Le prédicateur musulman Fethullah Gülen a affirmé que les pressions exercées sur sa confrérie par le pouvoir du premier ministre Recep Tayyip Erdogan étaient bien pires qu'à l'époque des coups d'État militaires en Turquie, dans un entretien publié lundi par Zaman, le journal de son mouvement.

«Ce que nous voyons aujourd'hui est dix fois pire que ce que nous avons dû endurer pendant les coups d'État militaires», a dit le chef du puissant mouvement socio-religieux Hizmet («service» en turc), au coeur de la crise politique actuelle en Turquie.

«Nous sommes confrontés à un même traitement (que celui en vigueur lors des putschs militaires, NDLR) mais cette fois-ci des mains de civils qui partagent la même foi religieuse que nous», a regretté M. Gülen, exilé volontaire aux États-Unis depuis 1999.

Son mouvement a plusieurs fois été poursuivi par la justice après des coups d'État militaires (quatre depuis 1960), surtout après celui de 1980, pour activités anti-laïques notamment.

M. Gülen a aussi vivement dénoncé M. Erdogan, sans le citer nommément, de vouloir blâmer jour et nuit son mouvement, l'accusant de comploter contre lui, avant les élections municipales du 30 mars prochain.

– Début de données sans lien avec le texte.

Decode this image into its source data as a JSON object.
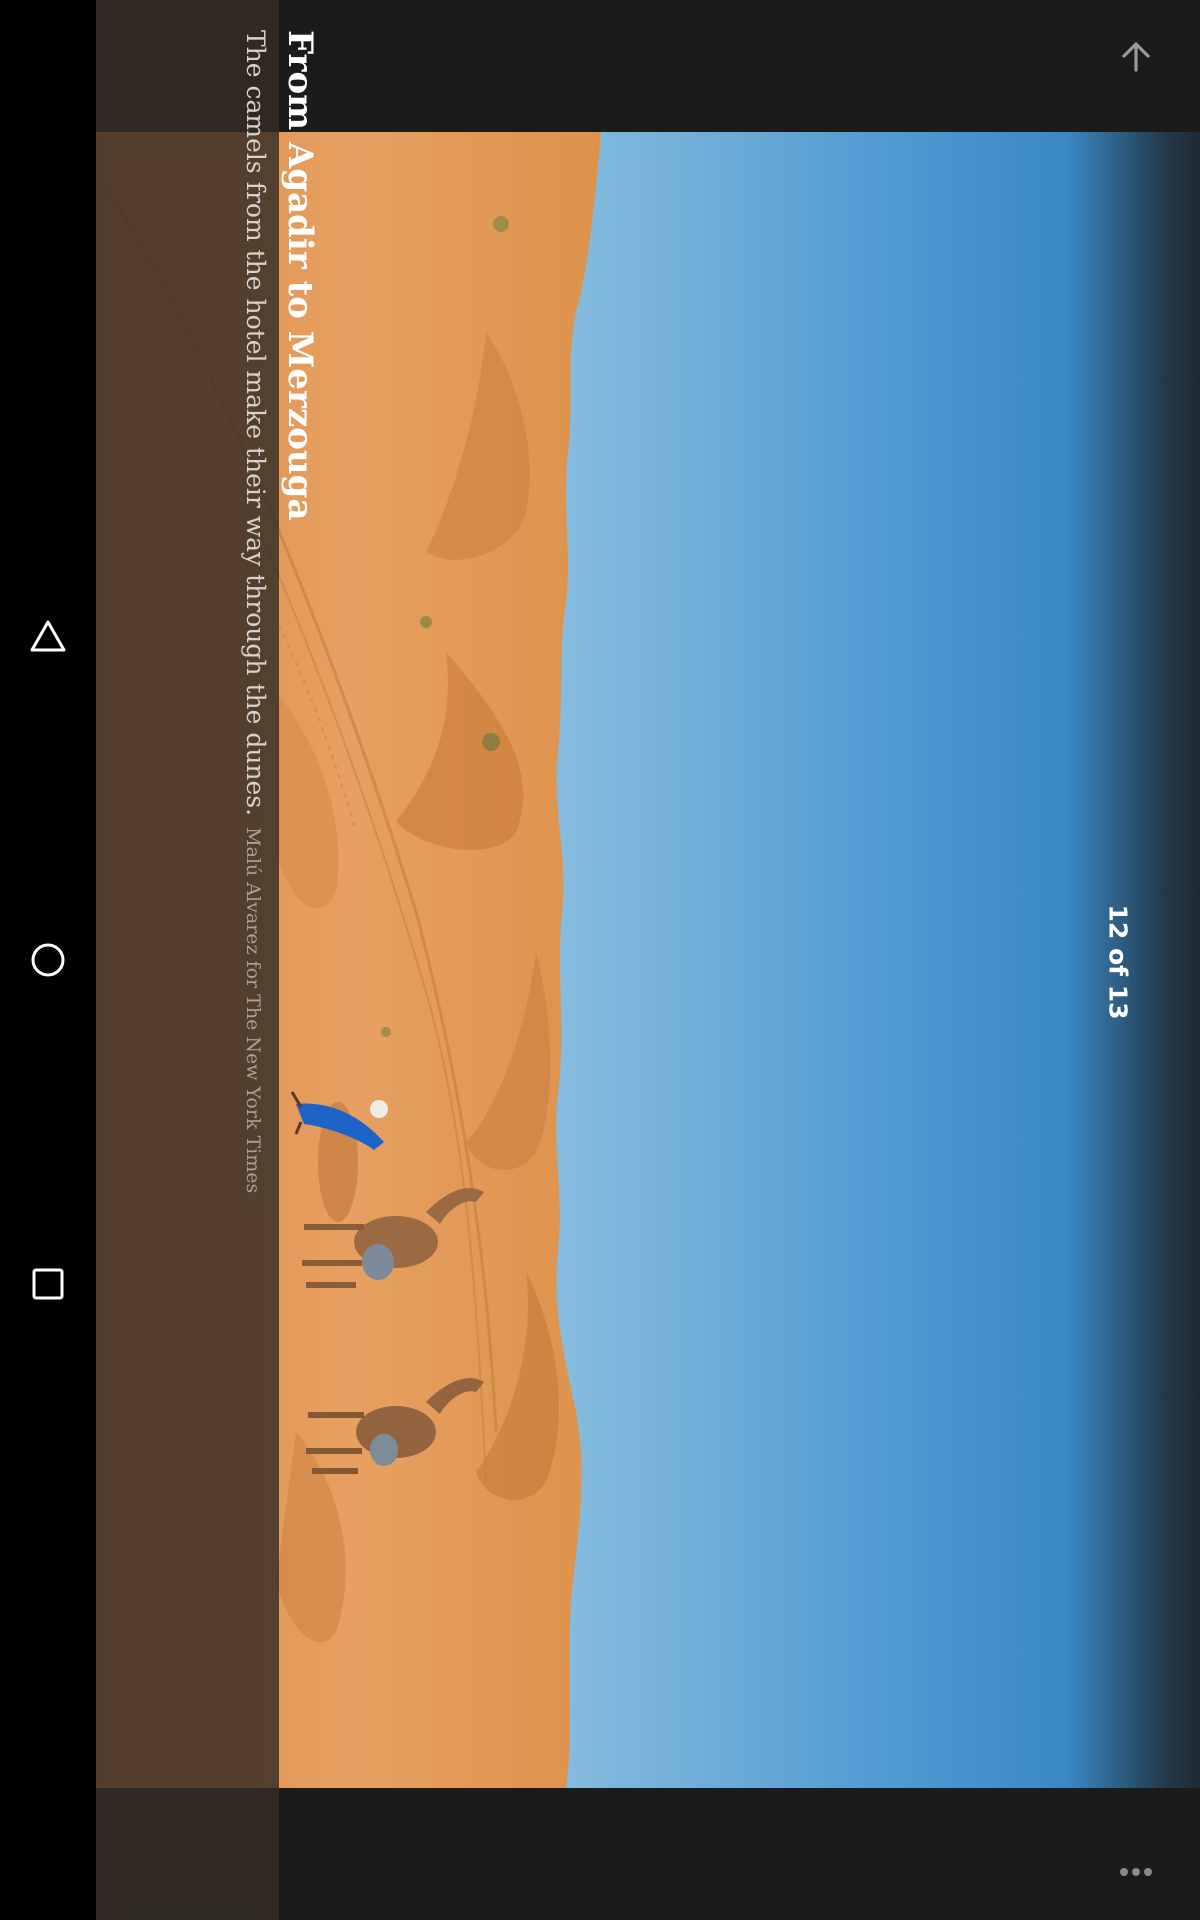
{
  "system_nav": {
    "back_icon": "triangle-back-icon",
    "home_icon": "circle-home-icon",
    "recents_icon": "square-recents-icon"
  },
  "toolbar": {
    "up_icon": "arrow-up-icon",
    "overflow_icon": "more-dots-icon"
  },
  "slideshow": {
    "counter": "12 of 13"
  },
  "caption": {
    "title": "From Agadir to Merzouga",
    "description": "The camels from the hotel make their way through the dunes.",
    "credit": "Malú Alvarez for The New York Times"
  },
  "colors": {
    "sand": "#e49a58",
    "sky_light": "#b9dbe9",
    "sky_deep": "#3a8bc8",
    "robe_blue": "#1e63c8",
    "caption_bg": "#342c26"
  }
}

«Je suis évidemment triste au sujet de tout cela (...) Mais cela passera, je suis patient», a-t-il ajouté.

Issu de la même mouvance islamo-conservatrice, le mouvement de M. Gülen a longtemps apporté son soutien au Parti de la justice et du développement (AKP) de M. Erdogan, au pouvoir depuis 2002, notamment en l'aidant à réduire l'influence historique de l'armée sur la vie politique turque.

Mais les deux alliés se livrent désormais une guerre féroce, depuis la révélation mi-décembre d'un scandale de corruption qui éclabousse le gouvernement et a suscité une crise politique.

M. Erdogan accuse la confrérie, «une organisation qui a créé un État dans l'État», selon lui, d'être à l'origine des enquêtes de corruption qui le visent et de vouloir le déstabiliser, ce que nie la confrérie.

Procès en juin

Le procès de 26 personnes, accusées d'être les instigateurs de la vague de manifestations qui ont secoué le gouvernement islamo-conservateur turc l'été dernier, s'ouvrira le 12 juin à Istanbul, un an après les faits, rapporte lundi l'agence Dogan.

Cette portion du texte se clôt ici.